By: Nate Holmes, Product Marketing Manager, Widen
Brand association – the mental connection a customer makes between your brand and a concept, image, emotion, experience, person, interest, or activity. Defining it is simple, but brand associations can be immediately positive or negative, and either way it heavily influences purchasing decisions. So getting it right is critical, but not easy.
Of course, brands strive to create positive associations and ideally, they are immediate. For example, when you think of binge-watching box sets – likely you think of Netflix. When you want a takeaway? Deliveroo. Sportswear? Nike or Adidas spring to mind. At their best, these associations both differentiate a brand from the competition and create a response that makes people want to buy the product or service.
The right association for your brand
There are many types and combinations of brand associations, but it’s helpful to focus on a few that are recognisable, influential, and achievable. Here’s a shortlist of the most familiar types that you can create.
- Celebrity-based (e.g., Harry Kane and Nike)
- Founder-based (e.g., Arianna Huffington and Huffington Post)
- Character-based (e.g., Ronald McDonald)
- Word or tagline association (e.g., Nike’s “Just do it” tagline)
- Activity-based (e.g., The North Face and adventure activities)
- Luxury-based (e.g., Rolex watches)
- Customer-service-based (e.g., Uber)
Now, of course for the world’s most powerful brands, they have invested a lot of time and money into cultivating positive associations with their image. You can’t become Disney overnight: that took more than a century of hard work, familiar characters, and larger than life experiences with theme parks around the world. From its origins with Mickey Mouse to Elsa and Moana, Disney continues to build and market on characters that connect with the public. And the result, when you hear of any of those characters, you may also recall the Disney castle and the feeling of great family entertainment and togetherness.
Sports brands like Nike also invest huge sums of money in sponsoring the most high profile and successful athletes, and these change all the time. But the consistent link with Nike and high-performing individuals and teams at the top is what gets it the association they desire.
There are also pitfalls. Celebrities, for example, have been known to speak out of turn. At the start of the Euro 2020 tournament Ronaldo moved aside the carefully placed bottles of Coca-Cola and announced to the world that they should “drink water.” Not the association Coca-Cola was aiming for. And of course, establishing a brand as a household name takes time and a consistent brand experience.
The strategy for success
The good news is that you don’t have to establish an iconic brand like Nike, or spend a century making movies to achieve successful brand associations. Nor do you have to invest your spend on the latest favourite on “Love Island”.

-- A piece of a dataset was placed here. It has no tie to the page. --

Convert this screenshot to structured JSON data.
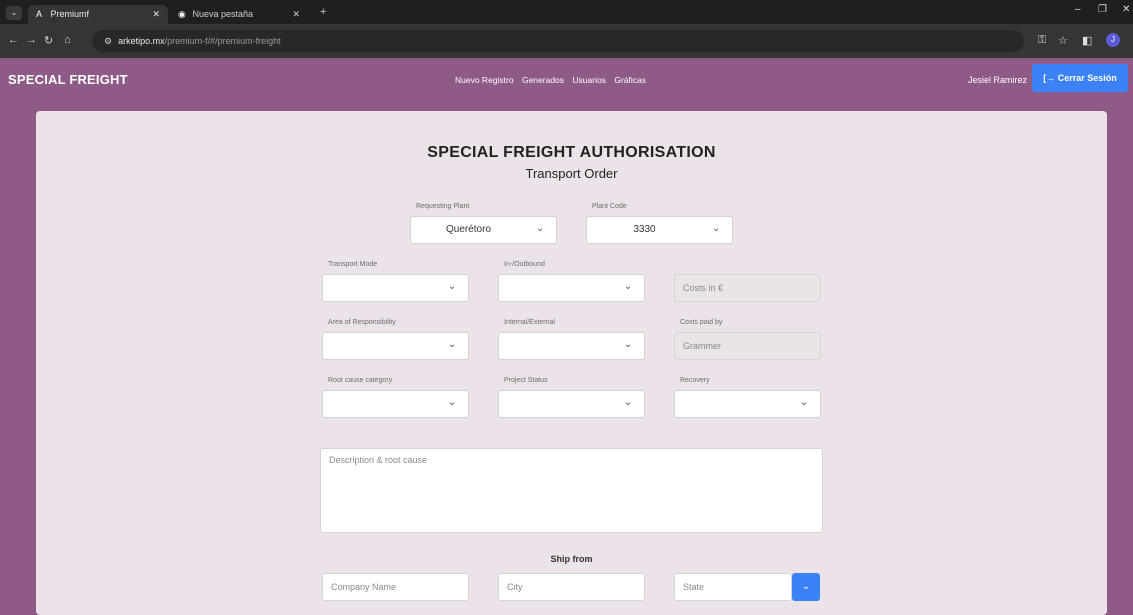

With the omnichannel customer experience it’s possible to build those connections quickly, as long as you have the right tools to help along the way. Ultimately, if a potential customer thinks of a need related to your product or service, you want them to think of your brand first. When they do, they will seek you out and buy your product. Once again, easy to say.
The first step is to ensure you have created a solid foundation for your brand with clear brand guidelines that everyone in the organisation is brought into. And manage this closely. Customers form associations from interactions with companies. This past year may have been out of the ordinary in many ways, but one thing that is consistent with every year is that we have seen the rise and fall of many brands. The pandemic has shown that customers are now more interested in the ethics and service of a brand first and foremost. Getting that right is key.

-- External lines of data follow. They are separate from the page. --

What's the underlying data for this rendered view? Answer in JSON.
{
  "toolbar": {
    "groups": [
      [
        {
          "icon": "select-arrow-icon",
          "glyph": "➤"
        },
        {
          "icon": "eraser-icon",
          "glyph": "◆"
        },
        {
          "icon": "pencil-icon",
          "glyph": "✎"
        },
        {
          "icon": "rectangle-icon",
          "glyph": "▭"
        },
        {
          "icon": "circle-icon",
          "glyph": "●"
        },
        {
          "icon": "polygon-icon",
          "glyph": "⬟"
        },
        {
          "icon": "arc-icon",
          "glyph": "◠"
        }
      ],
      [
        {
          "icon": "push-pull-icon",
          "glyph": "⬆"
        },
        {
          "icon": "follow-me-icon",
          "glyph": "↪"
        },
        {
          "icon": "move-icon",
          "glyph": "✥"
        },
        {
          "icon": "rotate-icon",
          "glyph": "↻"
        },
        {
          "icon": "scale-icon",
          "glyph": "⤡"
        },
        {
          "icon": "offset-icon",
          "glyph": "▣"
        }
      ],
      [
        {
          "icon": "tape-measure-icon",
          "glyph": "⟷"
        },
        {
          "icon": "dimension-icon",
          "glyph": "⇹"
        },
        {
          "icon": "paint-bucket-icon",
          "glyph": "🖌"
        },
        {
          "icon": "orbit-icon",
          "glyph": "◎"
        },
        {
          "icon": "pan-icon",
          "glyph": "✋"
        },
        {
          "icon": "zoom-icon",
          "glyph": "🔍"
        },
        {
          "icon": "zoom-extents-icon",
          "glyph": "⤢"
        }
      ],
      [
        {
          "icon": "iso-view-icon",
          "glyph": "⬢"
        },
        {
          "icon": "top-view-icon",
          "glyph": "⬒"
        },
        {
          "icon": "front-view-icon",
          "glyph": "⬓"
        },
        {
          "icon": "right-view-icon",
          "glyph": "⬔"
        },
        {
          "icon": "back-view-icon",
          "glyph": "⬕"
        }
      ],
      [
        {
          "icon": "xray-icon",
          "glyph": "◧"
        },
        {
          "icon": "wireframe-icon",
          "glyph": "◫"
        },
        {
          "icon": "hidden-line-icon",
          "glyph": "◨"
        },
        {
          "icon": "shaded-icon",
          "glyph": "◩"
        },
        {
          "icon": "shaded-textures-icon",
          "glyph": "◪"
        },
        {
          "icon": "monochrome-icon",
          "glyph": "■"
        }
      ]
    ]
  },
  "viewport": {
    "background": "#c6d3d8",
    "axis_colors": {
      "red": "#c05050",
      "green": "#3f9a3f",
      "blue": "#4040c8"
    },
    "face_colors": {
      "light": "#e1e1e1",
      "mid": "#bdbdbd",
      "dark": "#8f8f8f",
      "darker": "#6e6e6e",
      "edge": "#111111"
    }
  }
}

Brands must also ensure that they are being helpful to consumers, too, not just by delivering a personalised and relevant service, but by offering something that can improve their life and do so in a way that isn’t damaging to the world around them. Working to meet the needs of customers at every touch point in their journey will all serve back to the bigger goal of creating that positive brand association where it counts – where the customer is connecting with you.

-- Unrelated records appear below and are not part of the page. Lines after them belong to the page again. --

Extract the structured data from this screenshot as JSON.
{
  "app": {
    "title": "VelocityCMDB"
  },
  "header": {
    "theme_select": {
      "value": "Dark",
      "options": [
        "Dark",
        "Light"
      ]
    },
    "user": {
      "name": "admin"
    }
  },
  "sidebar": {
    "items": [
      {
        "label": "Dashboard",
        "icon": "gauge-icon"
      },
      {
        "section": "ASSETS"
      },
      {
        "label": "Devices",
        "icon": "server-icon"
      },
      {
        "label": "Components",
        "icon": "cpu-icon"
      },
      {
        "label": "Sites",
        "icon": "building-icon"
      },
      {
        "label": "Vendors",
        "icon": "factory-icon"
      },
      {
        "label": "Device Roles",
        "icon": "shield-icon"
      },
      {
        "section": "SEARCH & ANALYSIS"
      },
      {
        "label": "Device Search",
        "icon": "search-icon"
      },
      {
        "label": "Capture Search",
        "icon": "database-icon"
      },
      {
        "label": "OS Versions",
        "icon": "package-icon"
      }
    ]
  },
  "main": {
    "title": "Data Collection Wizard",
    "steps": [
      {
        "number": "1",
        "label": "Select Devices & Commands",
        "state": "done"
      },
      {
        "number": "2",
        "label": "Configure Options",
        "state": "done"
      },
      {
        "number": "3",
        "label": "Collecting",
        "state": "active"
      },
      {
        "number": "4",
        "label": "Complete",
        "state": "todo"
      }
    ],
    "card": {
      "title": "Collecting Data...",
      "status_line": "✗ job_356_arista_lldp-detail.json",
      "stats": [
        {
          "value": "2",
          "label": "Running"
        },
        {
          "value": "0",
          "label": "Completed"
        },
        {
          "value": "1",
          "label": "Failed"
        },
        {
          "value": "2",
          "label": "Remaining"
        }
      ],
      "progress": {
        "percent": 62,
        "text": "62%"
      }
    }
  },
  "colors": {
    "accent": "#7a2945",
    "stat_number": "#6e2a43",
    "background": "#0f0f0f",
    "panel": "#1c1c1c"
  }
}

With all of this in place, it is then down to having a savvy digital marketing team managing your brand in our increasingly digital world, to enable brands to capitalise on big moments to create long-lasting connections and positive brand associations that pay off for your bottom line.
Positive brand impact
One of the biggest psychological influences on customer behaviour is brand association. While gaining association through high spend on celebrity endorsement may look attractive, it won’t achieve anything unless your brand can fulfil its promises and deliver a great product or service. Get that right, and the share of spend can be yours.